The Netherlands Institute for Sound and Vision has been testing video tagging with a special online game called Waisda that pairs up users and lets them compete by tagging the same video simultaneously, awarding points for both speed and accuracy of tags. The VU University researchers wanted to know how many of these tags are actually real words, as opposed to just mumbo-jumbo, and how these tags differ from the language used by professionals.
The idea of crowd-sourced tag-based taxonomies, sometimes also called “folksonomies,” became popular a few years ago on the heels of the success of Flickr and Delicious (s yhoo). Evangelists of tagging, such as Clay Shirky, have long claimed this kind of crowd-sourcing is the only economically feasible way to deal with the massive amounts of information generated online.
However, the once-obligatory Web 2.0 tag clouds have fallen out of fashion in recent years. The use of tags has become much more focused, and has, in some cases, been completely replaced by other types of filtering. Netflix (s NFLX), for example, relies heavily on user-contributed ratings instead of tagging to personalize its offering.
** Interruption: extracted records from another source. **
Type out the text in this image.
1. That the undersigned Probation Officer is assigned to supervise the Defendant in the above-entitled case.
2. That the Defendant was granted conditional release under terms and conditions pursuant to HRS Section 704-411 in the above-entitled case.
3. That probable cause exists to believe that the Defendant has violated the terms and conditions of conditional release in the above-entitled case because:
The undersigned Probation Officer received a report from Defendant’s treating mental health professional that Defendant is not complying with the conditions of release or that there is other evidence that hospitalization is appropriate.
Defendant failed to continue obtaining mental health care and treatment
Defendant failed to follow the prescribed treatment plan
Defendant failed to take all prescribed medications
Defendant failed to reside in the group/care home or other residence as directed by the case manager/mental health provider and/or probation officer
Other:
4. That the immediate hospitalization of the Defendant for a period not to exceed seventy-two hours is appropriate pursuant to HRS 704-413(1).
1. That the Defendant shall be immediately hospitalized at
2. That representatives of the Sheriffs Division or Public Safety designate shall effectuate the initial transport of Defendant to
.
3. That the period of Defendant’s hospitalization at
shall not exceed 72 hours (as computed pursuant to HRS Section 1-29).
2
The service does use a defined set of tags to categorize content, but doesn’t allow users to add their own tags.
Hulu, on the other hand, allows its users to tag any of its videos, and YouTube (s GOOG) also encourages creators to tag their videos. The study suggests these sites can benefit greatly from tags, especially because they capture descriptions and perspectives that people employed to categorize content tend to miss.
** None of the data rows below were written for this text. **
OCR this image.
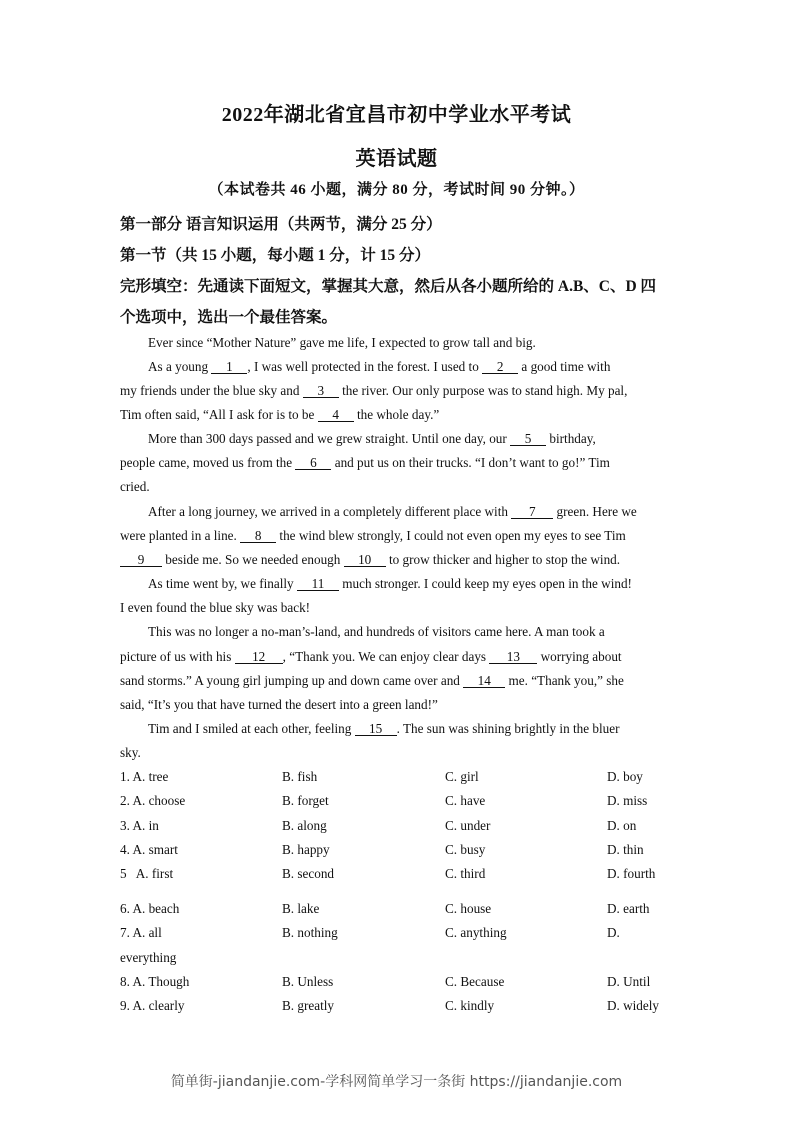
2022年湖北省宜昌市初中学业水平考试
英语试题
（本试卷共 46 小题，满分 80 分，考试时间 90 分钟。）
第一部分 语言知识运用（共两节，满分 25 分）
第一节（共 15 小题，每小题 1 分，计 15 分）
完形填空：先通读下面短文，掌握其大意，然后从各小题所给的 A.B、C、D 四
个选项中，选出一个最佳答案。
Ever since “Mother Nature” gave me life, I expected to grow tall and big.
As a young 1 , I was well protected in the forest. I used to 2 a good time with
my friends under the blue sky and 3 the river. Our only purpose was to stand high. My pal,
Tim often said, “All I ask for is to be 4 the whole day.”
More than 300 days passed and we grew straight. Until one day, our 5 birthday,
people came, moved us from the 6 and put us on their trucks. “I don’t want to go!” Tim
cried.
After a long journey, we arrived in a completely different place with 7 green. Here we
were planted in a line. 8 the wind blew strongly, I could not even open my eyes to see Tim
9 beside me. So we needed enough 10 to grow thicker and higher to stop the wind.
As time went by, we finally 11 much stronger. I could keep my eyes open in the wind!
I even found the blue sky was back!
This was no longer a no-man’s-land, and hundreds of visitors came here. A man took a
picture of us with his 12 , “Thank you. We can enjoy clear days 13 worrying about
sand storms.” A young girl jumping up and down came over and 14 me. “Thank you,” she
said, “It’s you that have turned the desert into a green land!”
Tim and I smiled at each other, feeling 15 . The sun was shining brightly in the bluer
sky.
1. A. tree	B. fish	C. girl	D. boy
2. A. choose	B. forget	C. have	D. miss
3. A. in	B. along	C. under	D. on
4. A. smart	B. happy	C. busy	D. thin
5   A. first	B. second	C. third	D. fourth
6. A. beach	B. lake	C. house	D. earth
7. A. all	B. nothing	C. anything	D.
everything
8. A. Though	B. Unless	C. Because	D. Until
9. A. clearly	B. greatly	C. kindly	D. widely
简单街-jiandanjie.com-学科网简单学习一条街 https://jiandanjie.com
The researchers compared user-submitted tags with a thesaurus used by professionals to catalog audio-visual works. The result: Only eight percent of the tags submitted by users were also terms used by professional cataloguers. That means 92 percent of the tags used by average people don’t match the way professionals talk about this type of content. So if you want to help people like you and me find content, it helps to speak our language.
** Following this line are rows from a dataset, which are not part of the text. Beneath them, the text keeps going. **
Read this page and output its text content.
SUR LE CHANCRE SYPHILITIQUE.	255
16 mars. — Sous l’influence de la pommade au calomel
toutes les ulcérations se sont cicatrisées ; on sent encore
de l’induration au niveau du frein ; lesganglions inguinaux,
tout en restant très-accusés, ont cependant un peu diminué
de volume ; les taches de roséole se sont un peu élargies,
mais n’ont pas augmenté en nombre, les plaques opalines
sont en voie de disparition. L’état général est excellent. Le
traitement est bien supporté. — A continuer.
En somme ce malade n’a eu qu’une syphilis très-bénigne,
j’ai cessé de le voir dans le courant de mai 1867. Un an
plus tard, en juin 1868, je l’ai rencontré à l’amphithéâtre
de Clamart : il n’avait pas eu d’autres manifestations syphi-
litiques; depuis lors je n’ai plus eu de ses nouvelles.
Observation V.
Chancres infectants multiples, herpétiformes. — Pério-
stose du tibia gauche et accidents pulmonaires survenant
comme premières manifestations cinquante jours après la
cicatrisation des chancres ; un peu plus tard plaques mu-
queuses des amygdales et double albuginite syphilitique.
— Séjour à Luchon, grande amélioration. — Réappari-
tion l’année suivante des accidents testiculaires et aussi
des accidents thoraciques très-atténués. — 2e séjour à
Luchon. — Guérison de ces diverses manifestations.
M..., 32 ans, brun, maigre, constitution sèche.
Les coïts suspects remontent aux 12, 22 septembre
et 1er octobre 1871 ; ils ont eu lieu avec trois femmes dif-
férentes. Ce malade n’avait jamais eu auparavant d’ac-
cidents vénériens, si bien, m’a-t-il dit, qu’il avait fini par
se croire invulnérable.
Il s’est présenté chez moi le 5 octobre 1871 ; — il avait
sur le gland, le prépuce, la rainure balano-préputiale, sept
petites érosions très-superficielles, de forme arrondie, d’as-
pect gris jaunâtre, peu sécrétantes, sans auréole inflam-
The study also shows there are some simple mechanisms to make tags more reliable: The Waisda game does encourage users to use tags that are more common, awarding points every time a player enters a tag that’s also used by his competitor. This mechanism adds some additional verification to the tags: terms used by more than one player are more likely relevant to the content than tags entered by just one person.
However, the researchers were sceptical of narrowing the focus too much by simply relying on these kinds of verified tags: “Our study shows that this approach would exclude many potentially useful tags,” they write, adding that most of the unverified terms still made sense to someone out there: The team entered tags that weren’t verified and couldn’t be found in either the professional thesaurus or a common dictionary into Google, and were able to get results for 82 percent of these search requests.
In other words: What you may see as a misspelled or otherwise useless tag may be someone else’s way to describe and ultimately discover your content.